俺が目をごしごしとこすると、兄ちゃんは困ったように笑った。
「泣いていいよ。泣いちゃうときに泣いとかないと、泣きたいときに泣けなくなっちゃうからね」
そう言って、俺の手をやんわり抑える。
「確かにまひろは、まひろのお母さんをいじめるために呼ばれてた。でも、それはまひろが悪いんじゃないんだ。親戚の人たちが悪い。子供を、母親をいじめるための道具にするなんて、なかなか許されることではないよ」
「でも、俺が母ちゃんの言うことを聞かなかったのが悪いんじゃ」
「ううん。確かにお母さんの言うことを聞いたほうがいいこともたくさんあるんだけれど、それよりも自分でよく考えて、そのうえで動くことが大事。それをまひろはちゃんとできてた」
兄ちゃんは俺の頭をぽんぽん、と優しくたたいた。俺は泣きながら、兄ちゃんの手をつかむ。
「なでて」
「はいはい。まひろのお母さんも、最近は疲れて、やってほしくないことをきちんとまひろに伝えることができなかった。

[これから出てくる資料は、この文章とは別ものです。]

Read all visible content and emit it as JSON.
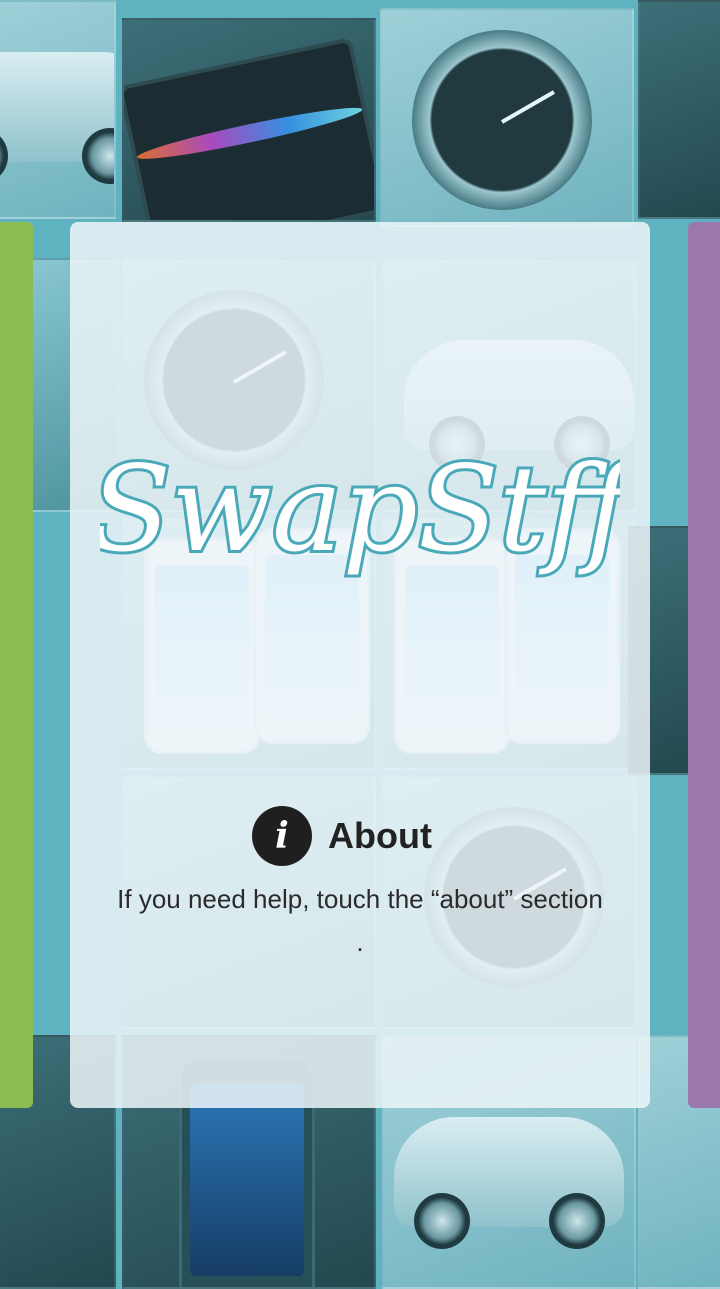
{
  "app": {
    "logo_text": "SwapStff"
  },
  "about": {
    "icon": "info-icon",
    "icon_glyph": "i",
    "label": "About",
    "help_text": "If you need help, touch the “about” section ."
  },
  "colors": {
    "background_tint": "#5fb3c0",
    "left_bar": "#8dbd52",
    "right_bar": "#9a78ad",
    "logo_fill": "#ffffff",
    "logo_stroke": "#4aa9b8",
    "info_icon_bg": "#1f1f1f"
  }
}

まひろだって、もう自分でやりたいことを決められる年だから、理由がないと分からないよね」
「うん」
「今はごちゃごちゃして、いろんな問題が重なっているように見えるけれど、まひろとまひろのお母さんが体も心も元気になれば、解決策が見つかるはずなんだ。例えば、本家のおうち、上野のおうちから離れるとか。」
俺は、母ちゃんを思い出した。今まで、ずっと俺を叩いたことのなかった母ちゃん。自分で俺を叩いたくせに、信じられないような顔をしてた母ちゃん。また元気になれば、またにこにこ笑ってくれるかな。
「環境は、良くも悪くも人に作用するから、駄目だって思ったときは変えるのが一番いい。でも今、まひろのお母さんはちょっと疲れていて、まひろも僕もまだ子供で、なんにもできない。困ったね。さあどうしよう」
俺は、兄ちゃんを見上げる。口では困った、どうしよう、といっているのに、なんだかにやにやしている。不思議だな、と思っていると、ベッドの周りを囲むカーテンの後ろから、女の人の声が聞こえた。
「上野まひろくん? 今、お母さんのカウンセラーを務めさせてもらっています、野谷といいます。今、ちょっとお話しできるかな?」
「はい、ちょっと確認しますね」
そう答えて、兄ちゃんは俺に、大丈夫? 話せそう? と聞いた。俺が頷くと、兄ちゃんは大丈夫そうです、と言ってカウンセラーさんを中に入れる。
それから俺は、「じゃあ僕はこの辺で」と帰ろうとした兄ちゃんの服の袖をつかんで、聞いた。
「ねえ、カウンセラーさんに母ちゃんのことを頼んだのって、兄ちゃん?」
「ふふ」
兄ちゃんは唇に指をあてて、しぃーっというポーズを作ると、カウンセラーさんを残して病室を出て行った。